字符串中所有出现的字符的索引

The following code will print 2

以下代码将打印2

String word = "bannanas";
String guess = "n";
int index;
System.out.println( 
    index = word.indexOf(guess)
);

I would like to know how to get all the indexes of "n" ("guess") in the string "bannanas"

我想知道如何在字符串“bannanas”中获取“n”（“guess”）的所有索引

The expected result would be: [2,3,5]

预期结果将是：[2,3,5]

12 个解决方案

#1

118

This should print the list of positions without the -1 at the end that Peter Lawrey's solution ~~has~~ had.

这应该打印出Peter Lierey的解决方案最终没有-1的位置列表。

int index = word.indexOf(guess);
while (index >= 0) {
    System.out.println(index);
    index = word.indexOf(guess, index + 1);
}

It can also be done as a for loop:

它也可以作为for循环完成：

for (int index = word.indexOf(guess);
     index >= 0;
     index = word.indexOf(guess, index + 1))
{
    System.out.println(index);
}

[Note: if guess can be longer than a single character, then it is possible, by analyzing the guess string, to loop through word faster than the above loops do. The benchmark for such an approach is the Boyer-Moore algorithm. However, the conditions that would favor using such an approach do not seem to be present.]

[注意：如果猜测可能比单个字符长，那么通过分析猜测字符串，可以比上面的循环更快地循环通过单词。这种方法的基准是Boyer-Moore算法。但是，有利于使用这种方法的条件似乎并不存在。

#2

Try the following (Which does not print -1 at the end now!)

尝试以下（最后不打印-1！）

int index = word.indexOf(guess);
while(index >= 0) {
   System.out.println(index);
   index = word.indexOf(guess, index+1);
}

#3

String string = "bannanas";
ArrayList<Integer> list = new ArrayList<Integer>();
char character = 'n';
for(int i = 0; i < string.length(); i++){
    if(string.charAt(i) == character){
       list.add(i);
    }
}

Result would be used like this :

结果将如下使用：

    for(Integer i : list){
        System.out.println(i);
    }

Or as a array :

或者作为一个数组：

list.toArray();

#4

int index = -1;
while((index = text.indexOf("on", index + 1)) >= 0) {
   LOG.d("index=" + index);
}

#5

String word = "bannanas";

String guess = "n";

String temp = word;

while(temp.indexOf(guess) != -1) {
     int index = temp.indexOf(guess);
     System.out.println(index);
     temp = temp.substring(index + 1);
}

#6

With Java9, one can make use of the iterate(int seed, IntPredicate hasNext,IntUnaryOperator next) as follows:-

使用Java9，可以使用iterate（int seed，IntPredicate hasNext，IntUnaryOperator next），如下所示：

List<Integer> indexes = IntStream
          .iterate(word.indexOf(c), index -> index >= 0, index -> word.indexOf(c, index + 1))
          .boxed()
          .collect(Collectors.toList());
System.out.printlnt(indexes);

#7

    String input = "GATATATGCG";
    String substring = "G";
    String temp = input;
    String indexOF ="";
    int tempIntex=1;

    while(temp.indexOf(substring) != -1)
    {
        int index = temp.indexOf(substring);
        indexOF +=(index+tempIntex)+" ";
        tempIntex+=(index+1);
        temp = temp.substring(index + 1);
    }
    Log.e("indexOf ","" + indexOF);

#8

Also, if u want to find all indexes of a String in a String.

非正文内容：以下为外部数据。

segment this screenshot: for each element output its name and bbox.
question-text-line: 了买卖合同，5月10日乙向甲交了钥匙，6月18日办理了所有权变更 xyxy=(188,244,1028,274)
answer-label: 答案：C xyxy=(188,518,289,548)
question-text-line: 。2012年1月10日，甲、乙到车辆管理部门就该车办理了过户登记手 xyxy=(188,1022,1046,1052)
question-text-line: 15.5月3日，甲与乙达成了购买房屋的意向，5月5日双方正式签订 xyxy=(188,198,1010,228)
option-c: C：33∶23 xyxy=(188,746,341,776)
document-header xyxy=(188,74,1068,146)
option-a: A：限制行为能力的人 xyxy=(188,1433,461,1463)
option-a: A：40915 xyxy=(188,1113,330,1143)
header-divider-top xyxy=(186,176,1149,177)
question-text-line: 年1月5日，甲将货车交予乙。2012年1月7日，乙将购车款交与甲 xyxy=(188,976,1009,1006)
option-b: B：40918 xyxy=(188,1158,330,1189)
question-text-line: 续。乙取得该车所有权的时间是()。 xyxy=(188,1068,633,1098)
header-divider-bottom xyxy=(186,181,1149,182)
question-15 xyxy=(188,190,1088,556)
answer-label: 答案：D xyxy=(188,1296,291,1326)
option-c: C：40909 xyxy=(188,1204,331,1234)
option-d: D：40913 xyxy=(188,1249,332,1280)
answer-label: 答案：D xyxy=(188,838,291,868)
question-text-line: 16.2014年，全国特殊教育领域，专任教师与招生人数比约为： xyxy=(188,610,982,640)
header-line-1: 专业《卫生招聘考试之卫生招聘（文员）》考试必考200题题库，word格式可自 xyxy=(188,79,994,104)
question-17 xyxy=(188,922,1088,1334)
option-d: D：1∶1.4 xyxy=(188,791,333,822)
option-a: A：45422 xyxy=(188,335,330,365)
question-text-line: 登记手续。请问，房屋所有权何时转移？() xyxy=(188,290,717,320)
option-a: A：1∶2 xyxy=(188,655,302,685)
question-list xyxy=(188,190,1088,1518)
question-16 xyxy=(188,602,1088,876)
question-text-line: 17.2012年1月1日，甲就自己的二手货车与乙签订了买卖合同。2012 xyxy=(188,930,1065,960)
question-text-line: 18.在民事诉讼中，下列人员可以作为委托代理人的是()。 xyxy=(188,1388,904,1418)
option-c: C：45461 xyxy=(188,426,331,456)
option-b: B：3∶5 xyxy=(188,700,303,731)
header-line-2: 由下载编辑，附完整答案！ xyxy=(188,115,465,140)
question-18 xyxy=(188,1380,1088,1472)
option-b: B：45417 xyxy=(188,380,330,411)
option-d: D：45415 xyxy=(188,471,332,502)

此外，如果您想在String中查找String的所有索引。

int index = word.indexOf(guess);
while (index >= 0) {
    System.out.println(index);
    index = word.indexOf(guess, index + guess.length());
}

#9

I had this problem as well, until I came up with this method.

我也有这个问题，直到我想出这个方法。

public static int[] indexesOf(String s, String flag) {
    int flagLen = flag.length();
    String current = s;
    int[] res = new int[s.length()];
    int count = 0;
    int base = 0;
    while(current.contains(flag)) {
        int index = current.indexOf(flag);
        res[count] = index + base;
        base += index + flagLen;
        current = current.substring(current.indexOf(flag) + flagLen, current.length());
        ++ count;
    }
    return Arrays.copyOf(res, count);
}

This method can be used to find indexes of any flag of any length in a string, for example:

此方法可用于查找字符串中任何长度的任何标志的索引，例如：

public class Main {

    public static void main(String[] args) {
        int[] indexes = indexesOf("Hello, yellow jello", "ll");

        // Prints [2, 9, 16]
        System.out.println(Arrays.toString(indexes));
    }

    public static int[] indexesOf(String s, String flag) {
        int flagLen = flag.length();
        String current = s;
        int[] res = new int[s.length()];
        int count = 0;
        int base = 0;
        while(current.contains(flag)) {
            int index = current.indexOf(flag);
            res[count] = index + base;
            base += index + flagLen;
            current = current.substring(current.indexOf(flag) + flagLen, current.length());
            ++ count;
        }
        return Arrays.copyOf(res, count);
    }
}

#10

A class for splitting strings I came up with. A short test is provided at the end.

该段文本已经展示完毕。